Can I just say, I do not miss those days.
I was so obsessed with creating this “perfect” meal that I forgot the whole damn point of the holiday! Ideally we offer up a holiday meal to those we love in order to welcome them into our home, to share all-too-brief moments of celebration, and to build memories. But my self-worth was so fragile that I believed the only way I could prove that I was a good wife, a good homemaker, a good mother, was to do what I did – whatever I did – “perfectly.” I fantasized that guests would stand in awe at my accomplishment. In reality I think they mostly just steered clear of the maniacal hostess who looked like she was doing one of those circus acts where they balance spinning plates while riding a unicycle. Give her room! By the time we sat down to eat I was exhausted and completely drained. And all I could think about was all those dishes that had to be washed afterwards!
What I now know is that it’s not about what’s on the table. It’s about who’s at the table. It’s about making guests feel welcome and relaxed. It’s about enjoying each other’s company and breaking bread together.

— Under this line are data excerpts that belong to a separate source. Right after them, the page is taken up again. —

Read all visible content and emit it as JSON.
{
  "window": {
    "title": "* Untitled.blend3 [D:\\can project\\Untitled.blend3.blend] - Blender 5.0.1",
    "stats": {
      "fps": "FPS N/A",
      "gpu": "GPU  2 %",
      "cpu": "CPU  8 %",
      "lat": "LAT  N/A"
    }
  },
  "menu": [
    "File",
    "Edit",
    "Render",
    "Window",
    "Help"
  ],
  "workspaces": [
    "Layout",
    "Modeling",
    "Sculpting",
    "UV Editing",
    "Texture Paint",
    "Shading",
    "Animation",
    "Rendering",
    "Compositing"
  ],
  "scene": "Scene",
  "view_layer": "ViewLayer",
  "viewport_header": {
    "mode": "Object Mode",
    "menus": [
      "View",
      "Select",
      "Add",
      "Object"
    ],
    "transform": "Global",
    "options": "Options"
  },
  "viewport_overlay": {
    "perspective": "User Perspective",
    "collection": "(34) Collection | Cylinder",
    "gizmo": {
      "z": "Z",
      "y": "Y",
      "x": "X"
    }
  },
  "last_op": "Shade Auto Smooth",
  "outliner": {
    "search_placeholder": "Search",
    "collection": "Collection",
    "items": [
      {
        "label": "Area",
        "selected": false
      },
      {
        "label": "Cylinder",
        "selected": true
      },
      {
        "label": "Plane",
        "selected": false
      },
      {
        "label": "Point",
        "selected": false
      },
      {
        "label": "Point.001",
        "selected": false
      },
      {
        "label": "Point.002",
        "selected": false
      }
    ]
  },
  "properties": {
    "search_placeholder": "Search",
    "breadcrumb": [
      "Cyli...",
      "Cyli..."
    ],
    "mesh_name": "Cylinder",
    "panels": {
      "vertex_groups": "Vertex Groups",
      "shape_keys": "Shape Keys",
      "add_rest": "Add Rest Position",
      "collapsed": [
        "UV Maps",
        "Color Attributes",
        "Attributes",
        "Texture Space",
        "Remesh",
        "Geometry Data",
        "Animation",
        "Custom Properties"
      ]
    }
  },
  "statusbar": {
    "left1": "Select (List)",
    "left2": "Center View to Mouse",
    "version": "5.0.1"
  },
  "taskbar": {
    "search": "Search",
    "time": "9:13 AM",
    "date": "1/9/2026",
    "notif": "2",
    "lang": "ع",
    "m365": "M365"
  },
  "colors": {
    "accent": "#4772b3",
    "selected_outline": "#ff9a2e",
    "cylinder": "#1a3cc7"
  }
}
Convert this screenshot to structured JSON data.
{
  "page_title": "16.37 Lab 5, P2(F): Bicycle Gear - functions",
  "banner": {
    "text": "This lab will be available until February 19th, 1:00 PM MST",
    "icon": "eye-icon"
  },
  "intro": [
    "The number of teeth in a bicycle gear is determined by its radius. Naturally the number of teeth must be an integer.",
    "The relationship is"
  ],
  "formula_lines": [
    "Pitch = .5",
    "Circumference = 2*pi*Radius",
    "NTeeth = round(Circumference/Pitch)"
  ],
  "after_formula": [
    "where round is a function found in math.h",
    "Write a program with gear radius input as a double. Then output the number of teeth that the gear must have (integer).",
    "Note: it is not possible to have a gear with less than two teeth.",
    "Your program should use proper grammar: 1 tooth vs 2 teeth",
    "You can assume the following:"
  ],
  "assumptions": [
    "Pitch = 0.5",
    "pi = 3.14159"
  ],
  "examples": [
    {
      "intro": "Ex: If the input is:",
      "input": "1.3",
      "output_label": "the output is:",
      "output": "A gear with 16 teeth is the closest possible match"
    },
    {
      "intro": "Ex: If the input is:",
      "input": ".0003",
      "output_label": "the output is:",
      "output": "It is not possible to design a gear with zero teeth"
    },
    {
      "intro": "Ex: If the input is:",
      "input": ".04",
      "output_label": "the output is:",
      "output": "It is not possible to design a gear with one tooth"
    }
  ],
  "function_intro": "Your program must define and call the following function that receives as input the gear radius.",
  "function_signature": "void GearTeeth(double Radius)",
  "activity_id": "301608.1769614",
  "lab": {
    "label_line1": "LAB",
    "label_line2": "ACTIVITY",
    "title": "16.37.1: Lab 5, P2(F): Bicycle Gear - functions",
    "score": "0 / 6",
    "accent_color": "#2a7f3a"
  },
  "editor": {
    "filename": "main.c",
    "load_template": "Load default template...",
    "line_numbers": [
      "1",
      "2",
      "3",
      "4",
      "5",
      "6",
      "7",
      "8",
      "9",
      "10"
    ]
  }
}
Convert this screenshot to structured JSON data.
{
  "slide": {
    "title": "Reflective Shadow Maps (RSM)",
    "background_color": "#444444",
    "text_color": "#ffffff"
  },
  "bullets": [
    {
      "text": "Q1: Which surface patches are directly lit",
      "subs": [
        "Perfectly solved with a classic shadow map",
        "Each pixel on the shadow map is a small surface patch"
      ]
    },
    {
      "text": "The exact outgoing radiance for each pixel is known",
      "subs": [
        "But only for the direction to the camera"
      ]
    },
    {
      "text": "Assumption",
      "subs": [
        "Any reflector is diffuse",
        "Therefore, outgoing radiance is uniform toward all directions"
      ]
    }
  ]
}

The perfection I so desperately sought was an illusion. When I finally realized that I was able to let go of my own preconceived notions about what was good enough and just relax a little bit. Okay, a lot. But that’s okay, because these days – even during the crazy holiday crush – I have the time and energy to engage in my regular workouts and prioritize healthy eating.
And honestly, that sounds like a perfect holiday to me.